Published: 28 September 2012



Despite inducing a sustained increase in CD4+ T cell counts, intermittent recombinant IL-2 (rIL-2) therapy did not confer a better clinical outcome in HIV-infected patients enrolled in large phase III clinical trials ESPRIT and SILCAAT. Several hypotheses were evoked to explain these discrepancies. Here, we investigated the impact of low and high doses of IL-2 in Rhesus macaques of Chinese origin infected with SIVmac251 in the absence of antiretroviral therapy (ART).


We demonstrated that rIL-2 induced a dose dependent expansion of CD4+ and CD8+ T cells without affecting viral load. rIL-2 increased CD4 and CD8 Treg cells as defined by the expression of CD25highFoxP3+CD127low.
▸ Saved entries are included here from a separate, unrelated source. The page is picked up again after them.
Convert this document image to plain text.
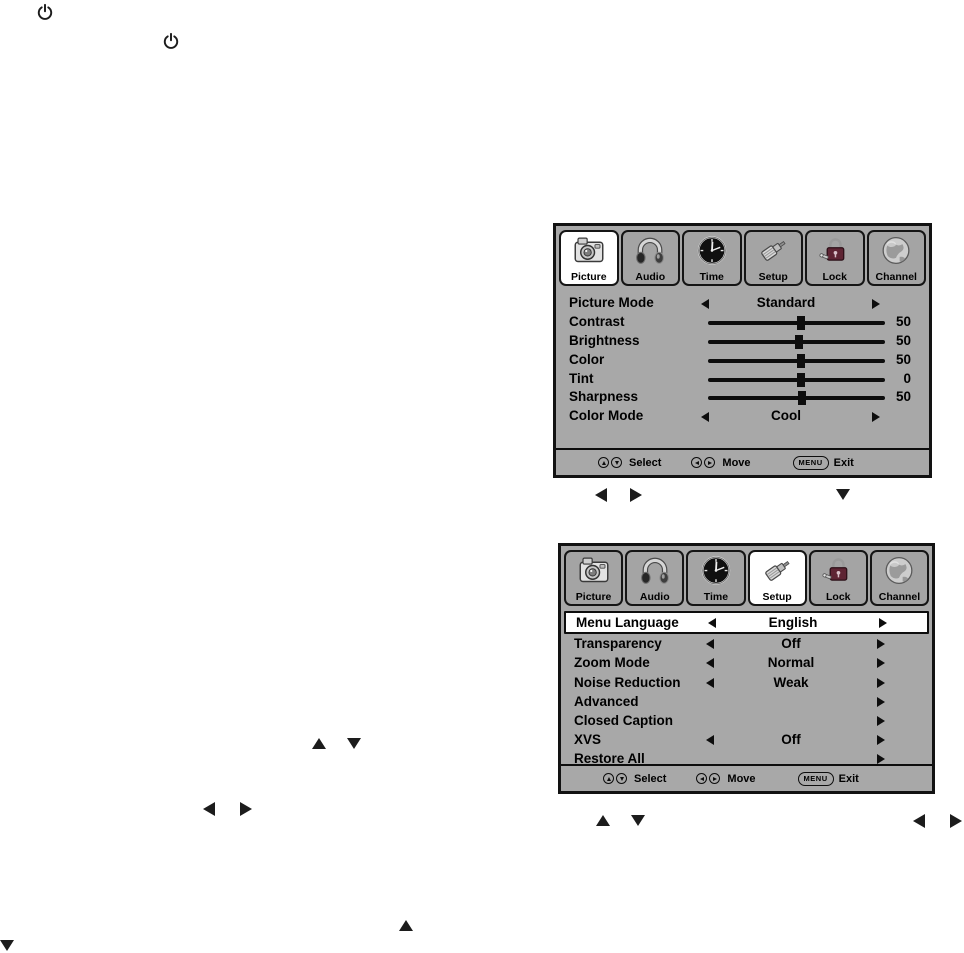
Picture	Audio	Time	Setup	Lock	Channel
Picture Mode	Standard
Contrast	50
Brightness	50
Color	50
Tint	0
Sharpness	50
Color Mode	Cool
Select	Move	MENU	Exit
Picture	Audio	Time	Setup	Lock	Channel
Menu Language	English
Transparency	Off
Zoom Mode	Normal
Noise Reduction	Weak
Advanced
Closed Caption
XVS	Off
Restore All
Select	Move	MENU	Exit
We also showed that rIL-2 modulated spontaneous and Fas-mediated CD4+ and CD8+ T cell apoptosis. The higher dose exhibited a dramatic pro-apoptotic effect on both CD4+ and CD8+ T cell populations. Finally, all the animals treated with rIL-2 developed a wasting syndrome in the month following treatment simultaneously to a dramatic decrease of circulating effector T cells.


These data contribute to the understanding of the homeostatic and dosage effects of IL-2 in the context of SIV/HIV infection.